The last four months has been the busiest ever for Sportspeople and Sportspeople Recruitment. More jobs placed at the Sportspeople Jobs Market along with more recruitment assignments commissioned, started and successfully completed through Sportspeople Recruitment. Pretty much, more of everything. So much so, there have been times when all of us have been running at capacity including throughout the day, evenings and weekends. And, that’s after adding two new Recruitment Consultants to the Sportspeople Recruitment team.
All of this is good news of course for a business that celebrates its 18th year in 2014; but it is also a timely reminder of the challenges we face in the 21st century as work blends with our leisure time.
The 2013 Sportspeople Workplace Survey shows 51.4% of all respondents working full-time (to include sport, fitness & aquatics) worked more than 40 hours a week with 16.9% working in excess of 50 hours a week. For those people working in sport 53.2% worked more than 40 hours a week.
What constitutes “work” is blurred in 2014. That is, a person doesn’t need to be physically sitting at a desk to be at work these days as they are accessible and online pretty much 24/7. Emails are received and replied to via handheld devises, calls and texts are made as the need arises while social media provides an organic and constantly changing communications stream.
For example, I can access my computer from any location in the world as if I have never even left my office, giving me the luxury of not having to deal with a mountain of emails upon my return or simply to stay in touch with what’s going in and around Sportspeople.
But, at a personal level I have also fallen into the habit of checking emails in the evenings and weekends. Looking back I think this started as our global, executive search activities gained traction given we are constantly screening and speaking with candidates in different time zones including candidates living in Europe, UK, USA/ Canada, South Africa and Asia. As Sportspeople Recruitment now has six Recruitment Consultants I know they all face the same issues in managing this communication and inevitably, conducting interviews outside “normal hours”.

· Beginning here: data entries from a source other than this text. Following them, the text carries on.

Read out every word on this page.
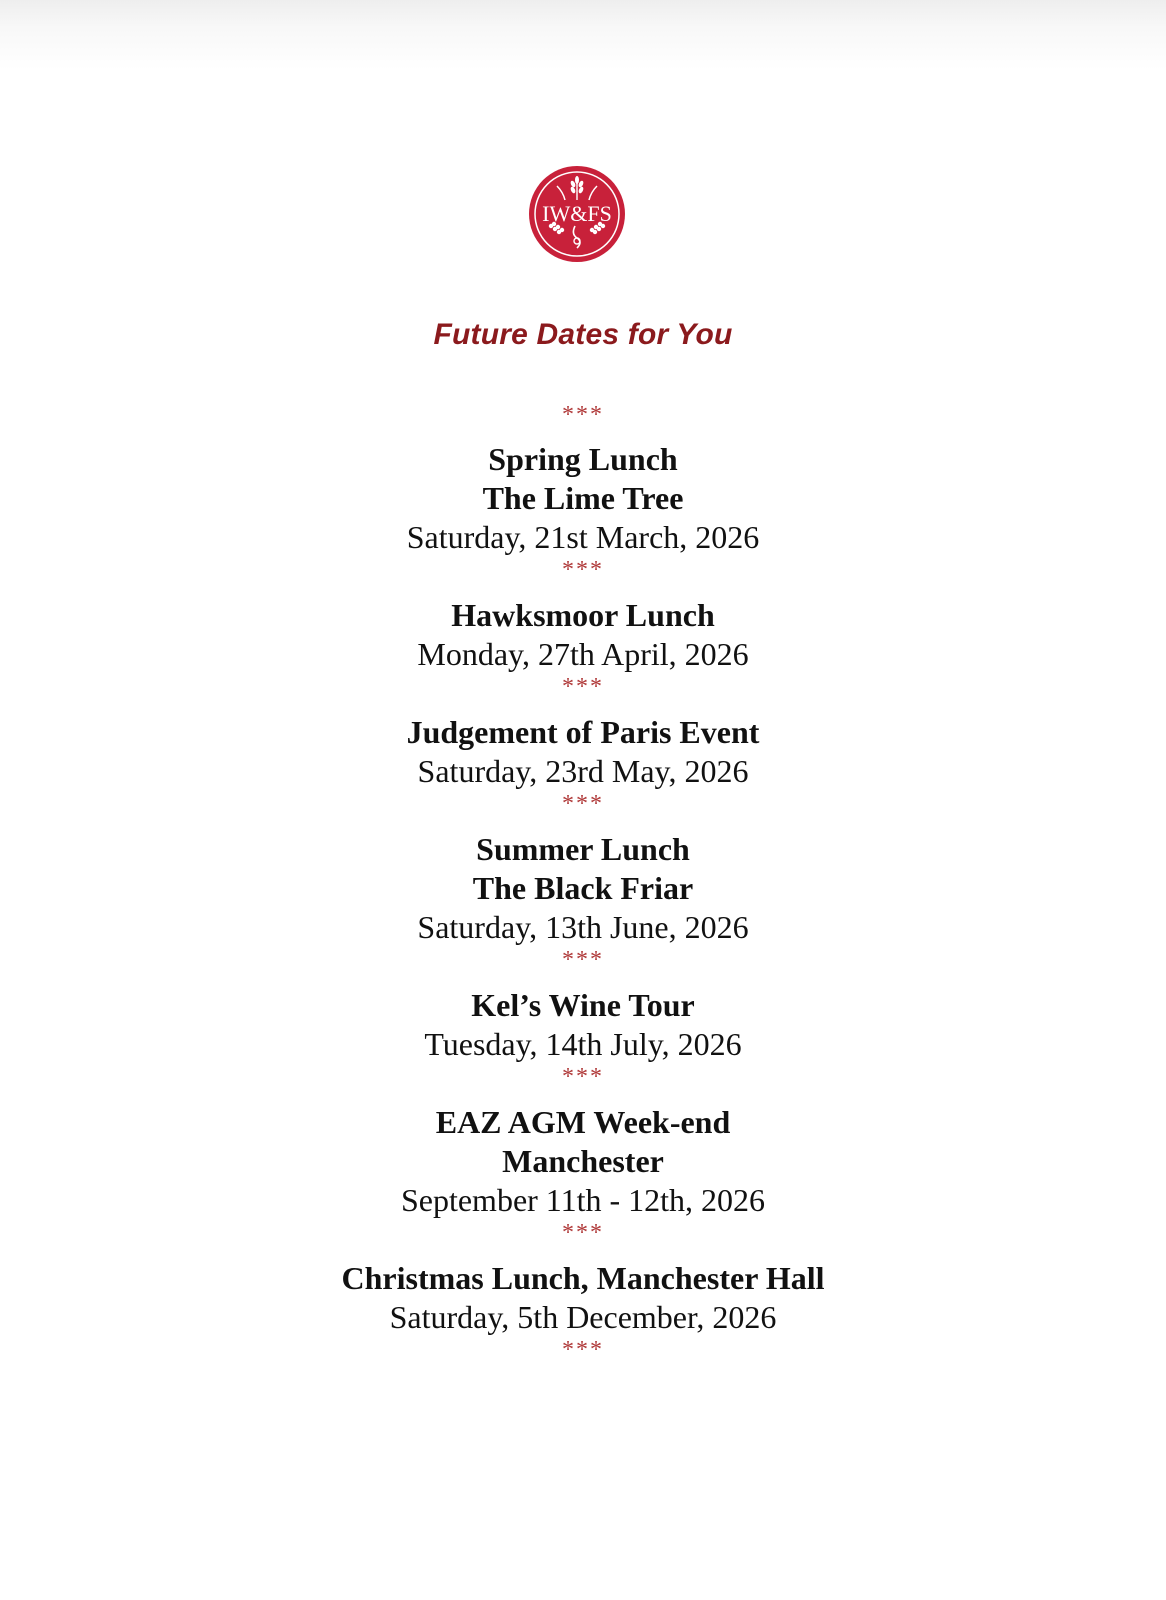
IW&FS
Future Dates for You
***
Spring Lunch
The Lime Tree
Saturday, 21st March, 2026
***
Hawksmoor Lunch
Monday, 27th April, 2026
***
Judgement of Paris Event
Saturday, 23rd May, 2026
***
Summer Lunch
The Black Friar
Saturday, 13th June, 2026
***
Kel’s Wine Tour
Tuesday, 14th July, 2026
***
EAZ AGM Week-end
Manchester
September 11th - 12th, 2026
***
Christmas Lunch, Manchester Hall
Saturday, 5th December, 2026
***
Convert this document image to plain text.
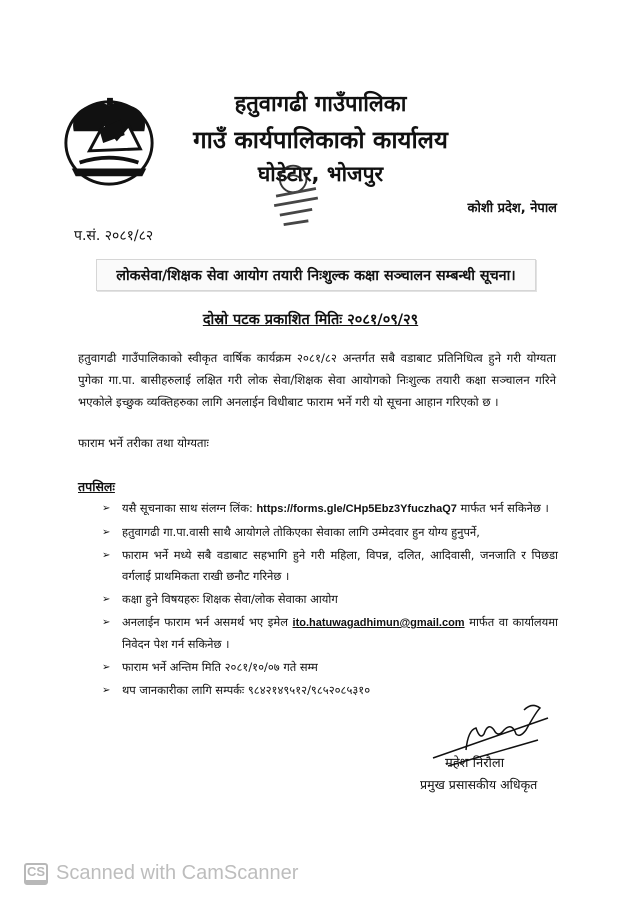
हतुवागढी गाउँपालिका
गाउँ कार्यपालिकाको कार्यालय
घोडेटार, भोजपुर
कोशी प्रदेश, नेपाल
प.सं. २०८१/८२
लोकसेवा/शिक्षक सेवा आयोग तयारी निःशुल्क कक्षा सञ्चालन सम्बन्धी सूचना।
दोस्रो पटक प्रकाशित मितिः २०८१/०९/२९
हतुवागढी गाउँपालिकाको स्वीकृत वार्षिक कार्यक्रम २०८१/८२ अन्तर्गत सबै वडाबाट प्रतिनिधित्व हुने गरी योग्यता पुगेका गा.पा. बासीहरुलाई लक्षित गरी लोक सेवा/शिक्षक सेवा आयोगको निःशुल्क तयारी कक्षा सञ्चालन गरिने भएकोले इच्छुक व्यक्तिहरुका लागि अनलाईन विधीबाट फाराम भर्ने गरी यो सूचना आहान गरिएको छ ।
फाराम भर्ने तरीका तथा योग्यताः
तपसिलः
➢ यसै सूचनाका साथ संलग्न लिंक: https://forms.gle/CHp5Ebz3YfuczhaQ7 मार्फत भर्न सकिनेछ ।
➢ हतुवागढी गा.पा.वासी साथै आयोगले तोकिएका सेवाका लागि उम्मेदवार हुन योग्य हुनुपर्ने,
➢ फाराम भर्ने मध्ये सबै वडाबाट सहभागि हुने गरी महिला, विपन्न, दलित, आदिवासी, जनजाति र पिछडा वर्गलाई प्राथमिकता राखी छनौट गरिनेछ ।
➢ कक्षा हुने विषयहरुः शिक्षक सेवा/लोक सेवाका आयोग
➢ अनलाईन फाराम भर्न असमर्थ भए इमेल ito.hatuwagadhimun@gmail.com मार्फत वा कार्यालयमा निवेदन पेश गर्न सकिनेछ ।
➢ फाराम भर्ने अन्तिम मिति २०८१/१०/०७ गते सम्म
➢ थप जानकारीका लागि सम्पर्कः ९८४२१४९५१२/९८५२०८५३१०
महेश निरौला
प्रमुख प्रसासकीय अधिकृत
CS Scanned with CamScanner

As a matter of interest new laws introduced recently in France make it illegal for workers in the digital and consultancy sectors to respond to emails or phone calls after 6pm. Under these new laws staff will be ordered to switch off their work phones, and companies must ensure that their employees come under no pressure to look at work-related emails or documents on their devices after this curfew. Among other things, online banter dubbed the French “lazy” given they already enjoy a 35 hour week.
But I’m not sure we should be so quick to criticise the French for stepping in and doing something about a practice that adversely impacts on the bulk of their workforce. What’s actually wrong with a policy that encourages a separation of work from leisure? When did we accept that it’s OK to be available 24/7?
Two weeks ago I decided to turn off the email manager on my iPhone. Over the Easter break I was tempted to turn it back on or maybe just take a “quick look” to see if there was anything I needed to respond to. I’m pleased to say I resisted all manner of temptation. Melodramatic? Possibly. But the way I’ve rationalised this is that I acknowledge habits play an important role in our health. I’ve recognised I’d developed a routine that was unnecessary, and I guess I’ve decided to break the routine and embrace a new one, helping me change my lifestyle and adopt healthier behaviours.
Importantly, the world around me hasn’t collapsed and Sportspeople and Sportspeople Recruitment continue to prosper. I’m still available to deal with issues that need my immediate attention “out of hours” but I’ve decided I don’t need to spend time searching for things that simply can wait until I am at work and in a position to best respond and manage.
If you don’t believe you have an online habit, try going without checking your emails this weekend.